Award
An award is the formal decision by a government agency to select a vendor and enter into a contract following a procurement process, typically published publicly.
What Is a Procurement Award?
An award is the formal decision by a government agency to select a vendor after a procurement process. It marks the end of the evaluation phase and the beginning of contract negotiation. Awards are public decisions: the winning vendor, contract value, and sometimes evaluation scores are published for transparency.
How the Award Process Works
- Evaluation complete. The evaluation committee finishes scoring all proposals or bids according to the criteria published in the RFP or RFQ.
- Award recommendation. The evaluation committee recommends the top-scored vendor to the procurement officer or governing body.
- Approval. Depending on dollar value, the award may require approval from the city council, school board, or other governing body.
- Notice of award. The agency publishes the award decision, notifying all vendors who submitted proposals.
- Protest period. Most jurisdictions allow a window (typically 5 to 10 business days) for unsuccessful vendors to file a formal protest.
- Contract execution.
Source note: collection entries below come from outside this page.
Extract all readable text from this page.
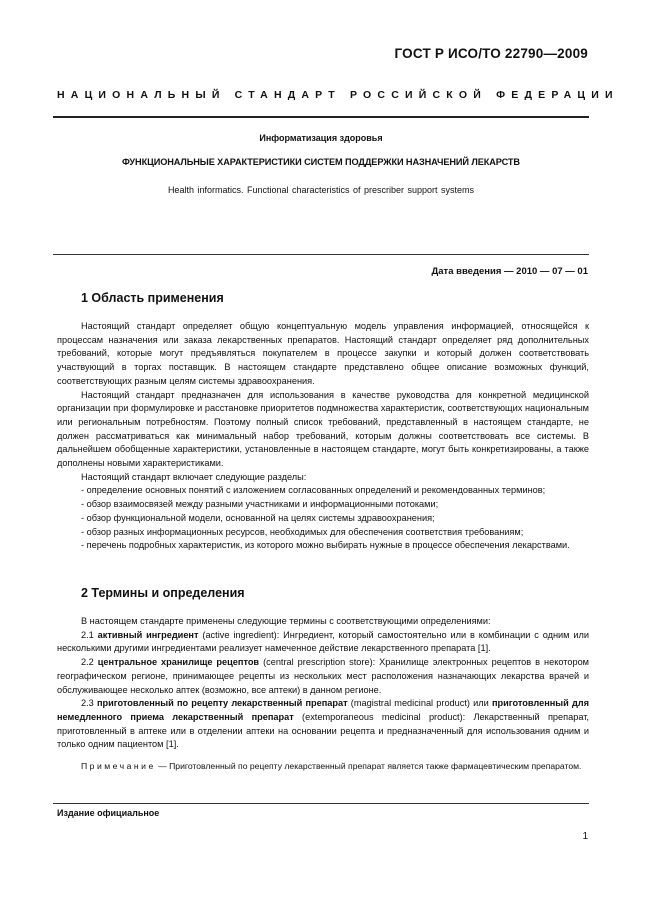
ГОСТ Р ИСО/ТО 22790—2009
НАЦИОНАЛЬНЫЙ СТАНДАРТ РОССИЙСКОЙ ФЕДЕРАЦИИ
Информатизация здоровья
ФУНКЦИОНАЛЬНЫЕ ХАРАКТЕРИСТИКИ СИСТЕМ ПОДДЕРЖКИ НАЗНАЧЕНИЙ ЛЕКАРСТВ
Health informatics. Functional characteristics of prescriber support systems
Дата введения — 2010 — 07 — 01
1 Область применения

Настоящий стандарт определяет общую концептуальную модель управления информацией, относящейся к процессам назначения или заказа лекарственных препаратов. Настоящий стандарт определяет ряд дополнительных требований, которые могут предъявляться покупателем в процессе закупки и который должен соответствовать участвующий в торгах поставщик. В настоящем стандарте представлено общее описание возможных функций, соответствующих разным целям системы здравоохранения.

Настоящий стандарт предназначен для использования в качестве руководства для конкретной медицинской организации при формулировке и расстановке приоритетов подмножества характеристик, соответствующих национальным или региональным потребностям. Поэтому полный список требований, представленный в настоящем стандарте, не должен рассматриваться как минимальный набор требований, которым должны соответствовать все системы. В дальнейшем обобщенные характеристики, установленные в настоящем стандарте, могут быть конкретизированы, а также дополнены новыми характеристиками.

Настоящий стандарт включает следующие разделы:

- определение основных понятий с изложением согласованных определений и рекомендованных терминов;

- обзор взаимосвязей между разными участниками и информационными потоками;

- обзор функциональной модели, основанной на целях системы здравоохранения;

- обзор разных информационных ресурсов, необходимых для обеспечения соответствия требованиям;

- перечень подробных характеристик, из которого можно выбирать нужные в процессе обеспечения лекарствами.

2 Термины и определения

В настоящем стандарте применены следующие термины с соответствующими определениями:

2.1 активный ингредиент (active ingredient): Ингредиент, который самостоятельно или в комбинации с одним или несколькими другими ингредиентами реализует намеченное действие лекарственного препарата [1].

2.2 центральное хранилище рецептов (central prescription store): Хранилище электронных рецептов в некотором географическом регионе, принимающее рецепты из нескольких мест расположения назначающих лекарства врачей и обслуживающее несколько аптек (возможно, все аптеки) в данном регионе.

2.3 приготовленный по рецепту лекарственный препарат (magistral medicinal product) или приготовленный для немедленного приема лекарственный препарат (extemporaneous medicinal product): Лекарственный препарат, приготовленный в аптеке или в отделении аптеки на основании рецепта и предназначенный для использования одним и только одним пациентом [1].

Примечание — Приготовленный по рецепту лекарственный препарат является также фармацевтическим препаратом.

Издание официальное
1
After the protest period closes (or protests are resolved), the agency and vendor finalize and sign the contract.
What Happens After an Award
- Contract negotiation. Terms, pricing details, and scope are finalized. The award establishes the vendor, but the contract captures the specifics.
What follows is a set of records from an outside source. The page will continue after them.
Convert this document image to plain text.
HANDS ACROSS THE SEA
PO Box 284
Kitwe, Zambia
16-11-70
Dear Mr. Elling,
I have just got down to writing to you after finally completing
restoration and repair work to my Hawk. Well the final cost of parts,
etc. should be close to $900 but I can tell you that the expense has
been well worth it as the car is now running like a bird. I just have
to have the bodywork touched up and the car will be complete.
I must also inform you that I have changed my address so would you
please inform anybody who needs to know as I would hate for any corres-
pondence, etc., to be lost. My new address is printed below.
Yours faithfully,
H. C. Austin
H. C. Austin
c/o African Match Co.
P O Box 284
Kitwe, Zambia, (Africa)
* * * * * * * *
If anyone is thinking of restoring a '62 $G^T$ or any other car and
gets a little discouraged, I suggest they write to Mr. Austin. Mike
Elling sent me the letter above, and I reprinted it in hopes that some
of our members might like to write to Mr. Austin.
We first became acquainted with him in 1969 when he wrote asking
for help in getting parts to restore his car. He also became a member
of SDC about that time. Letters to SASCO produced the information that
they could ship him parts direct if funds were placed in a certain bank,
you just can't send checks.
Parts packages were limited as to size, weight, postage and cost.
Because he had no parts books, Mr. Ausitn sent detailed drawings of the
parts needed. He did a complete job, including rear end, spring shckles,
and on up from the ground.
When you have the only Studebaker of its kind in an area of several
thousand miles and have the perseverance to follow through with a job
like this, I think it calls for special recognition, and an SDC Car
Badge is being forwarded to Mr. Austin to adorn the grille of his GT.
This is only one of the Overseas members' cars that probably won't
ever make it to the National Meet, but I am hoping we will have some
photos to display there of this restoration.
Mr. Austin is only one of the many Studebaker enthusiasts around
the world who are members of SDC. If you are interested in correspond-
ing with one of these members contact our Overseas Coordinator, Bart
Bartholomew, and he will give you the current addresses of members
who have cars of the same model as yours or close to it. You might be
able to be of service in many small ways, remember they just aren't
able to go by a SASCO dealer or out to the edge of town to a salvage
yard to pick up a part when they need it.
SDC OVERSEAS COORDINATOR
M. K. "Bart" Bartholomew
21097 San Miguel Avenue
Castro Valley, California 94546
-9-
- Debriefs. Losing vendors can request a debrief to understand why they were not selected. This is valuable competitive intelligence for future bids.
- FOIA requests. Vendors can request copies of the winning proposal, evaluation scores, and pricing through public records laws.
Award Types
| Award Type | Based On | Common In |
|---|---|---|
| Best value | Technical merit + price | RFP processes |
| Lowest price | Lowest responsive bid | IFB and RFQ processes |
| Sole source | Only one qualified vendor | Unique or emergency purchases |
| Multiple award | Several vendors awarded | Cooperative purchasing contracts |
Why Awards Matter for Vendors
Award notices are buying signals for future opportunities. Tracking awards across agencies through procurement intelligence reveals which vendors are winning, at what price, and in which categories. This data informs competitive strategy, pricing decisions, and territory prioritization.
Frequently Asked Questions
What is a procurement award?
An award is the formal decision by a government agency to select a vendor after evaluating proposals or bids. It is a public decision that triggers contract negotiation and may include a protest period.
Are government award decisions public?
Yes. Award notices are published publicly. Losing vendors can request debriefs and FOIA the winning proposal, evaluation scores, and pricing details.
Can you protest a government award?
Yes. Most jurisdictions allow a protest window (typically 5-10 business days) after the award notice. Protests can challenge evaluation errors, bias, or procedural violations.
What is the difference between an award and a contract?
An award is the decision to select a vendor. The contract is the legal agreement that follows. The award establishes who won; the contract formalizes the terms, pricing, and obligations.
How do vendors track government awards?
Through agency procurement portals, board meeting minutes, state purchasing websites, and procurement intelligence platforms that aggregate award data across thousands of agencies.